Cisco Systems and an Internet security watchdog warn of a bug in the networking hardware maker's routers that could allow hackers to disrupt Web traffic or intercept information.

CNET News staff
2 min read
LONDON--Networking hardware maker Cisco Systems and the Computer Emergency Response Team (CERT) Coordination Center have warned of a bug in Cisco routers that could allow hackers to disrupt Internet traffic or intercept sensitive information.
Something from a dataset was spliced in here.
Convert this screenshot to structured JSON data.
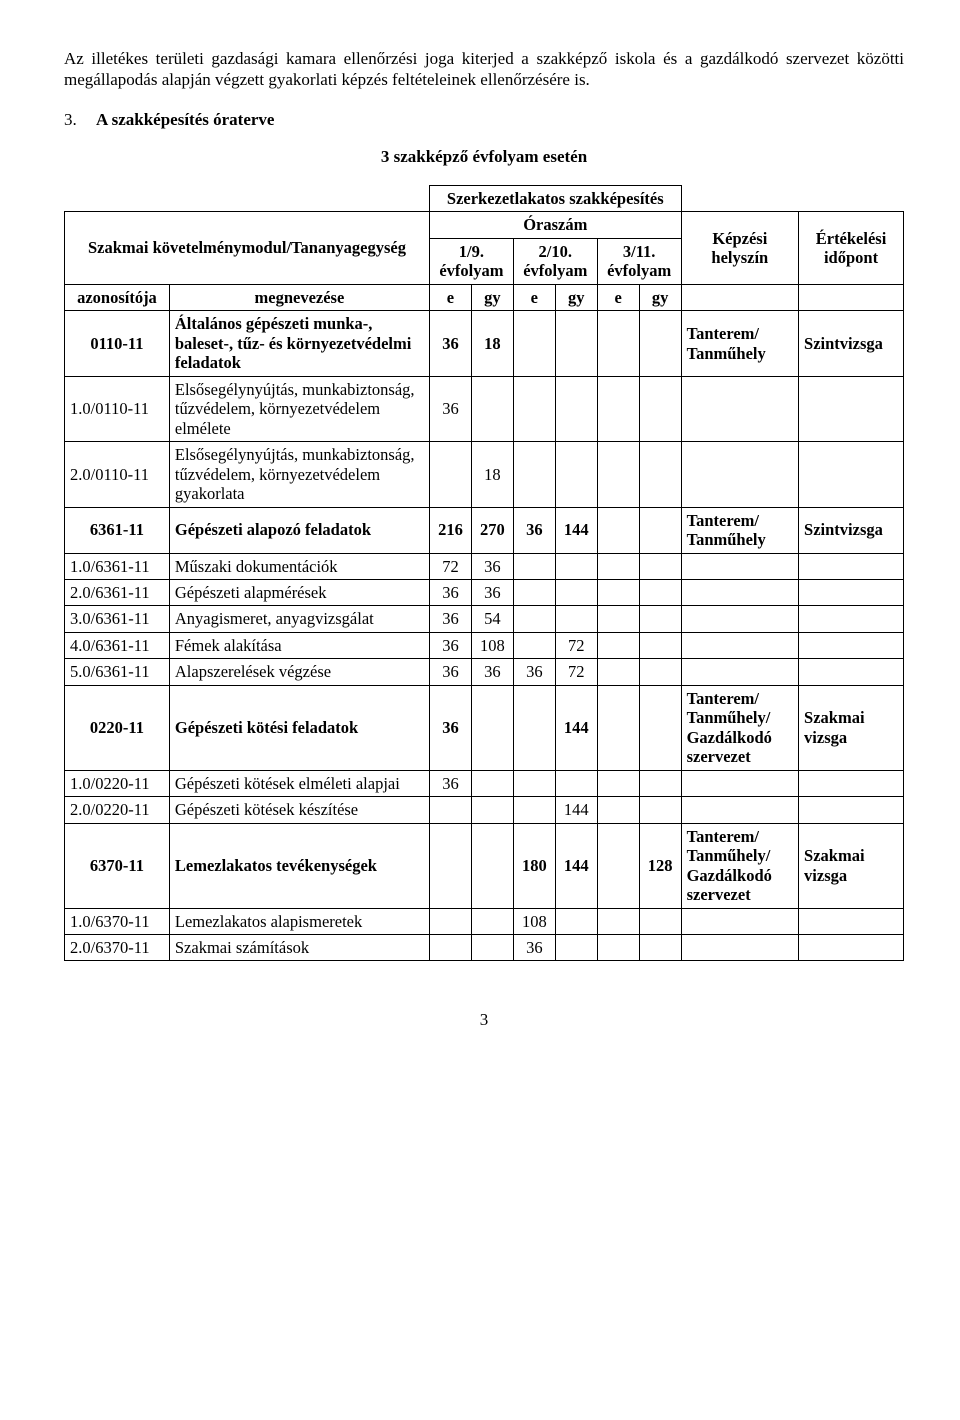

The bug, revealed Thursday, allows an attacker to gain control of any Cisco router running certain operating software. Routers are devices that control how data moves around the Internet. Malicious attackers could stop Internet traffic, intercept information such as passwords and credit card numbers, or redirect traffic from Web sites.

The vulnerability allows a person to take control of the router without authorization. It affects "virtually all" mainstream Cisco routers and switches running Cisco's proprietary operating software, known as IOS.

"This access allows a remote attacker to inspect or change the configuration of the device, effectively allowing complete control," Internet security watchdog CERT wrote in an advisory Thursday.

Cisco said the vulnerability is caused by a flaw in the Web-server embedded in its routers that allow administrators to remotely control the devices via the Internet. As a result, it is possible to bypass authentication and exercise complete control over the router. The vulnerability requires little skill to exploit: an attacker can simply send a crafted URL, and commands will be executed on the router.

Cisco is recommending that these internal Web servers be disabled. The company is providing a software upgrade and a "workaround" to fix the problem, which will be available on its Web site.

Cisco said it has not had any reports of the bug being exploited. The bug originally was reported by independent consumers.

"We've had no reports by customers of active exploitation of these vulnerabilities," a Cisco spokeswoman confirmed in an e-mail interview. "The vulnerabilities have been or are in the process of being fixed, and the security advisories are being shared with customers."

Staff writer Matthew Broersma reported from London.